The integrated rates versus time of O₂ and CO₂ fluxes from intact leaf discs measured at three different light conditions. Rate versus time plots of (A) control, (B) MV, (D) DBMIB, and (E) DCMU infiltrated leaf discs. Inset shows complete curves and the main figure highlights steady-state rates across the dark and two light intensities GL = 120 (from 300 to 600 s) and HL = 900 (600–720 s) µmol photons m⁻² s⁻¹, respectively. For direct comparison, part C shows CO₂ efflux rates (mitochondrial respiration) from the four treatments.
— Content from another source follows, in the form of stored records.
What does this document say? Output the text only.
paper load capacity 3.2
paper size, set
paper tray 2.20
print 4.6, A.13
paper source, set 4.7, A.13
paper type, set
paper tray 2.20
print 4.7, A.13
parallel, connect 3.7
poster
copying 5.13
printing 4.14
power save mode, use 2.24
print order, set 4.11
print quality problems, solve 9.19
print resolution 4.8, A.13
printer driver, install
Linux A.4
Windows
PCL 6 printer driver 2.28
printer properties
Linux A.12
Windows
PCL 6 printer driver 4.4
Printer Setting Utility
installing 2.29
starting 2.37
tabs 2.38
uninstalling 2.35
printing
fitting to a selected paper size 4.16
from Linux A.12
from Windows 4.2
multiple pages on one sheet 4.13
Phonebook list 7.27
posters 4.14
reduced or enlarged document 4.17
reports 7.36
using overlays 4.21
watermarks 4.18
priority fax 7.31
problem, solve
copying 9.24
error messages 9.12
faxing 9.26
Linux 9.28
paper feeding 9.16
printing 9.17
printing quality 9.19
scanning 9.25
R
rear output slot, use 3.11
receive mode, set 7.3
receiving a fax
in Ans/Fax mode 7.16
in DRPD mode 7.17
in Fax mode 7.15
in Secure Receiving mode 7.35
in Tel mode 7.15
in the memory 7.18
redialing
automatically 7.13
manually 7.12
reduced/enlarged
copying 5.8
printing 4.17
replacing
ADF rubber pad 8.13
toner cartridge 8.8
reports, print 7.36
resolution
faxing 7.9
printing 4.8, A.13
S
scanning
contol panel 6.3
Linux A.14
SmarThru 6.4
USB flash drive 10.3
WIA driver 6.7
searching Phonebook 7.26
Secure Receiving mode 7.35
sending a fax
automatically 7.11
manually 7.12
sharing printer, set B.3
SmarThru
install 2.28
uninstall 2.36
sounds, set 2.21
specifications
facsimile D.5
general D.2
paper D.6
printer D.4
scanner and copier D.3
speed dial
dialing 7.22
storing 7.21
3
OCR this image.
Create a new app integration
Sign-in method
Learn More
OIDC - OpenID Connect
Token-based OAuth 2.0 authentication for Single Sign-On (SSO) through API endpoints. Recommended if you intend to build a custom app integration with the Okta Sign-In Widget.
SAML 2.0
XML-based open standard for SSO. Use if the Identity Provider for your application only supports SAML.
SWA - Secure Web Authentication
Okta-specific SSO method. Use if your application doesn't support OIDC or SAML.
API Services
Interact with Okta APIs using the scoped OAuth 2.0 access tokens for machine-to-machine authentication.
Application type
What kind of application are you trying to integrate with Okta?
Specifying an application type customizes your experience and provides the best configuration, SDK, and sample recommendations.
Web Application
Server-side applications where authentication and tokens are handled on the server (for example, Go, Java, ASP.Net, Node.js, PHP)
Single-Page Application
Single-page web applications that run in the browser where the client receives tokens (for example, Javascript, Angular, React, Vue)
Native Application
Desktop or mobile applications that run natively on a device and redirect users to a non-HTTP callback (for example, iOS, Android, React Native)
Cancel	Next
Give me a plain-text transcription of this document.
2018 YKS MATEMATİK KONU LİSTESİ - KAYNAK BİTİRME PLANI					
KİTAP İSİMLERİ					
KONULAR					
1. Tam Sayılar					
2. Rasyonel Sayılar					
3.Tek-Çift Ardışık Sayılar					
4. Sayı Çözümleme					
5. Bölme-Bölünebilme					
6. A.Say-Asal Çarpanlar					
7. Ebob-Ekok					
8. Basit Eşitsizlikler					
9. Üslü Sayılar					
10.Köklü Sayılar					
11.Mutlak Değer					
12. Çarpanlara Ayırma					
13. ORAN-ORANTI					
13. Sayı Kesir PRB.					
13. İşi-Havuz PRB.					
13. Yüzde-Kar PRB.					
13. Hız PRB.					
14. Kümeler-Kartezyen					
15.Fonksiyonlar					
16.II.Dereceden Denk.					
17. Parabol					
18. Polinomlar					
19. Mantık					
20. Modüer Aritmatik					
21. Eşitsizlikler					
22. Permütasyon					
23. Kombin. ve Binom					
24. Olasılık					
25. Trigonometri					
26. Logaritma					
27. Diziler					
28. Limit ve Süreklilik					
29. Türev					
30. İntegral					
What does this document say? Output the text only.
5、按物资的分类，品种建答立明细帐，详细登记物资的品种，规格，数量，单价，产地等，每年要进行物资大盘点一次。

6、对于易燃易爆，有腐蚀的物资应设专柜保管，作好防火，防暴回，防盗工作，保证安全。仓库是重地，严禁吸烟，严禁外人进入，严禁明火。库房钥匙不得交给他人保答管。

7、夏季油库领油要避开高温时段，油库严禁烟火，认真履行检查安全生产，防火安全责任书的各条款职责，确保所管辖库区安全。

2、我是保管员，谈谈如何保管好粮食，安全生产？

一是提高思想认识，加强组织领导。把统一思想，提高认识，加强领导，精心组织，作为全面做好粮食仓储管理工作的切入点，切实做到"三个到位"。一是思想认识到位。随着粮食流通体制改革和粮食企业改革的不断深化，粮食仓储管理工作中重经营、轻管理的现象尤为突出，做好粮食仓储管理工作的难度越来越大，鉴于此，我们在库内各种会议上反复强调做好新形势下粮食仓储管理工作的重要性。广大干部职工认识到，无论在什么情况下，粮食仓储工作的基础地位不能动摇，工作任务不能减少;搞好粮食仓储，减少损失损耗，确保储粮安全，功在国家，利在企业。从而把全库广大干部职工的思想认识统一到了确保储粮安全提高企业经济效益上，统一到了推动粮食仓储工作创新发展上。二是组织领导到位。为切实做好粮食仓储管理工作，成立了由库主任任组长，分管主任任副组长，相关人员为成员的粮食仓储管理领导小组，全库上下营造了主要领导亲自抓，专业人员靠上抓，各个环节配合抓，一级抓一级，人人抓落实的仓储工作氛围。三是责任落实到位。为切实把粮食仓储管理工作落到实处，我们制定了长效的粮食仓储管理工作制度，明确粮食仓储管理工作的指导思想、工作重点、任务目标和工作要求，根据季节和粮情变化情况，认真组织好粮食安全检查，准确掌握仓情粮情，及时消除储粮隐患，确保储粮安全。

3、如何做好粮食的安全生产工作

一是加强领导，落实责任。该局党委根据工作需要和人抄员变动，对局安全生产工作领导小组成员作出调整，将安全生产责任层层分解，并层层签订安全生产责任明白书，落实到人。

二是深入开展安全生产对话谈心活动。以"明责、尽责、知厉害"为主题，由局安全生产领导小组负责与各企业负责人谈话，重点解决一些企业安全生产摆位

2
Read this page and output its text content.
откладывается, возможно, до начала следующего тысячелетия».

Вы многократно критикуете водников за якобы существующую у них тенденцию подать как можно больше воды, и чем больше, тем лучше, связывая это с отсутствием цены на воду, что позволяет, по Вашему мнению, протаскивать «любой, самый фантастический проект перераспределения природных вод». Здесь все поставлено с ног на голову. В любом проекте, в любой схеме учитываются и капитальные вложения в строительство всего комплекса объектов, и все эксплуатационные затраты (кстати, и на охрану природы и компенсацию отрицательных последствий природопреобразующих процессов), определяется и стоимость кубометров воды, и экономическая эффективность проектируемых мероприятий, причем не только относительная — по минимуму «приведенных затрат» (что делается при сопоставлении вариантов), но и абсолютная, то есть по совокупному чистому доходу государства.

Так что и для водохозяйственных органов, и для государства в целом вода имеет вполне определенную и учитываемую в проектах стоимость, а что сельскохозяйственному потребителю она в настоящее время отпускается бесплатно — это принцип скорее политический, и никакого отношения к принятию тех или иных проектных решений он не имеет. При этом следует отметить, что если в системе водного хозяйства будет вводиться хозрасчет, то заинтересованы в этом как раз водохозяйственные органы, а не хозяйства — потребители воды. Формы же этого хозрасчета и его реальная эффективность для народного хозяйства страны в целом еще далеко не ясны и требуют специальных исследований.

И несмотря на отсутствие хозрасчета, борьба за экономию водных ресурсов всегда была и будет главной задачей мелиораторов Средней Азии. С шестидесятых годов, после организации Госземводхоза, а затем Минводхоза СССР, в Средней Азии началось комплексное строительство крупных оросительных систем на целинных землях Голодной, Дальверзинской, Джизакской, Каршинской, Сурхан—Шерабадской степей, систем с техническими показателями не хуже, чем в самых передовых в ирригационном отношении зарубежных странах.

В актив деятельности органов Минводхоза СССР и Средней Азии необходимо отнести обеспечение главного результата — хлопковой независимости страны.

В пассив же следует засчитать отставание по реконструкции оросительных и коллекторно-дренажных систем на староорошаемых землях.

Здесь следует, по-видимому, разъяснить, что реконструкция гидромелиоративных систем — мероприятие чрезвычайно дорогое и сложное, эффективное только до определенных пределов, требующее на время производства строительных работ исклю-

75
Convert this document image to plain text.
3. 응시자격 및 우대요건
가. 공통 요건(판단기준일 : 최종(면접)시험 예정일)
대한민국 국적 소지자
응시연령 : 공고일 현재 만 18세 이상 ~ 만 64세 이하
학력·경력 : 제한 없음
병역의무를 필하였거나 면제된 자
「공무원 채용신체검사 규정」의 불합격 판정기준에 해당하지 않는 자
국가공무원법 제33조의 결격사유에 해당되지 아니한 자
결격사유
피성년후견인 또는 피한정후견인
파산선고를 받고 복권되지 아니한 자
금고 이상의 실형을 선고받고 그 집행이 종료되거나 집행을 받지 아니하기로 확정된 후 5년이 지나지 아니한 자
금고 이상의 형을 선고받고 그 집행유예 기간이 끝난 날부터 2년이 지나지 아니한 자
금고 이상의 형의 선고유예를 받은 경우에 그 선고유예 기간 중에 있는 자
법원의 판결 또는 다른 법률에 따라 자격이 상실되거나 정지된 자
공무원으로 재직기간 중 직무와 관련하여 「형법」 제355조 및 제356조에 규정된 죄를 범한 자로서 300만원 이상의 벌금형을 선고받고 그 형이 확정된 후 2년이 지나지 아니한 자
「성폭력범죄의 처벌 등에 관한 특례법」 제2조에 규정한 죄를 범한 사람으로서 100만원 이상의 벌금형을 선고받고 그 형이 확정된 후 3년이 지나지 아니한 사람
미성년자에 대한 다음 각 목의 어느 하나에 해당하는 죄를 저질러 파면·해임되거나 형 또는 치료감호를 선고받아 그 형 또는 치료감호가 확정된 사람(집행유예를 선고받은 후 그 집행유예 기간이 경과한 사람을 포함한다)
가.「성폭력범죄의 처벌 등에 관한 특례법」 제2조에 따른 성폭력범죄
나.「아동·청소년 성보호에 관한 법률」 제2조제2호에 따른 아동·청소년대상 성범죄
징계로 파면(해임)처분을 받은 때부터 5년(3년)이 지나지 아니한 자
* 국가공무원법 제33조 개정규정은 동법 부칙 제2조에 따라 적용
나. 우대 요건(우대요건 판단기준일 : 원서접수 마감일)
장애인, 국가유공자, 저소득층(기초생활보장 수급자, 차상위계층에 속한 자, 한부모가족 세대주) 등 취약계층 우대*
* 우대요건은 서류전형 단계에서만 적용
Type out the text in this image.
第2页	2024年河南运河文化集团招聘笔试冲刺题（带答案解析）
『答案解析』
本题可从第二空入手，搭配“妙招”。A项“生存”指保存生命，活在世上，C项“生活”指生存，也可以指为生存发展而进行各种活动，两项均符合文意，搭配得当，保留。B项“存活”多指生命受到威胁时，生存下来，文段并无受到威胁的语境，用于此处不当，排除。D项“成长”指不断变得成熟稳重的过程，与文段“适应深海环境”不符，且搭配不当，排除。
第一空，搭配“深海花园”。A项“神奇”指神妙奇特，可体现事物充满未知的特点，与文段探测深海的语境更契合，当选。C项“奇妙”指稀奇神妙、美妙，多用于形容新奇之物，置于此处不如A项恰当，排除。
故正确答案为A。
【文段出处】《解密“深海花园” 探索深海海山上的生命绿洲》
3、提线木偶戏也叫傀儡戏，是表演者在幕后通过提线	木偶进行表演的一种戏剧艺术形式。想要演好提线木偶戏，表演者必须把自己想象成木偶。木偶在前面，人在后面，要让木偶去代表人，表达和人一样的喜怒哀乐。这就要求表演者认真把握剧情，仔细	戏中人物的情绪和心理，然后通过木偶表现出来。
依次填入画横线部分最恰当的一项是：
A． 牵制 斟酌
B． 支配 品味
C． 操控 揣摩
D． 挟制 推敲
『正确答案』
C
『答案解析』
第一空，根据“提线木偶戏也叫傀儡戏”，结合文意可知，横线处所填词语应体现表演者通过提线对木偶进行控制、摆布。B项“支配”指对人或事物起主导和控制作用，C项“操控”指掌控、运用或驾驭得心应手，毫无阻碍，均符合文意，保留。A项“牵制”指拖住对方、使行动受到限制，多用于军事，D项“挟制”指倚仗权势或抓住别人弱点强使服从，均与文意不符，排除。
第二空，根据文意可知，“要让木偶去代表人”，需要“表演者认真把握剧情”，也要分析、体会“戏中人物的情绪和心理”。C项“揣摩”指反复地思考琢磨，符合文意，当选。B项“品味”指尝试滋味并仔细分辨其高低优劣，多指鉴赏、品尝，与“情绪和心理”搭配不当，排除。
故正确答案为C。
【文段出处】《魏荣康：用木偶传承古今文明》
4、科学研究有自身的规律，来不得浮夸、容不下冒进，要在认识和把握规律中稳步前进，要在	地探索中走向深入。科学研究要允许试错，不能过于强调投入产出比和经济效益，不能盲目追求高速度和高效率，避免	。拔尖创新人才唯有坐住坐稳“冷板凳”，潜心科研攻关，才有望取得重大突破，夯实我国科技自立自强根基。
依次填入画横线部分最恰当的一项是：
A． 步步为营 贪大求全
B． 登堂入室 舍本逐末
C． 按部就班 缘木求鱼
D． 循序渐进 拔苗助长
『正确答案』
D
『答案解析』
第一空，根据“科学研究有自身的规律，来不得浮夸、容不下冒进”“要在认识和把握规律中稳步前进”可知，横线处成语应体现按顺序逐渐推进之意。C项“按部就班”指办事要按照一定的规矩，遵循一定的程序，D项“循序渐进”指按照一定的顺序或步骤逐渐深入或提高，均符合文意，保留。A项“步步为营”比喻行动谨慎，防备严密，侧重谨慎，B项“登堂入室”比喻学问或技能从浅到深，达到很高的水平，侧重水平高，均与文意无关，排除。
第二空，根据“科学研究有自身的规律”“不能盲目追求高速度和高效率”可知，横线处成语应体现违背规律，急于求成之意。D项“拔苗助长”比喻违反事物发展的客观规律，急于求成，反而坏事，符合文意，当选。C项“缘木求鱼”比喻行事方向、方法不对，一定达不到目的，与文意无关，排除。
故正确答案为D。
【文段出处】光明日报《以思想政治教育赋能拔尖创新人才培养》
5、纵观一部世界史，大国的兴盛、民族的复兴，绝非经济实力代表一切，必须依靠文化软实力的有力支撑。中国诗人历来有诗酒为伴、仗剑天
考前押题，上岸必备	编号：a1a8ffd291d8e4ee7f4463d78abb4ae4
F, O₂ flux ratio associated with Mehler reaction calculated as described in text. All curves average of minimum three representative replicates (n = 3) plotted with standard error (±SE). The apparent mismatch between activation of light and photosynthetic activity is a result of the integration of rates over time required to minimize noise and allowing a focus on steady-state rates.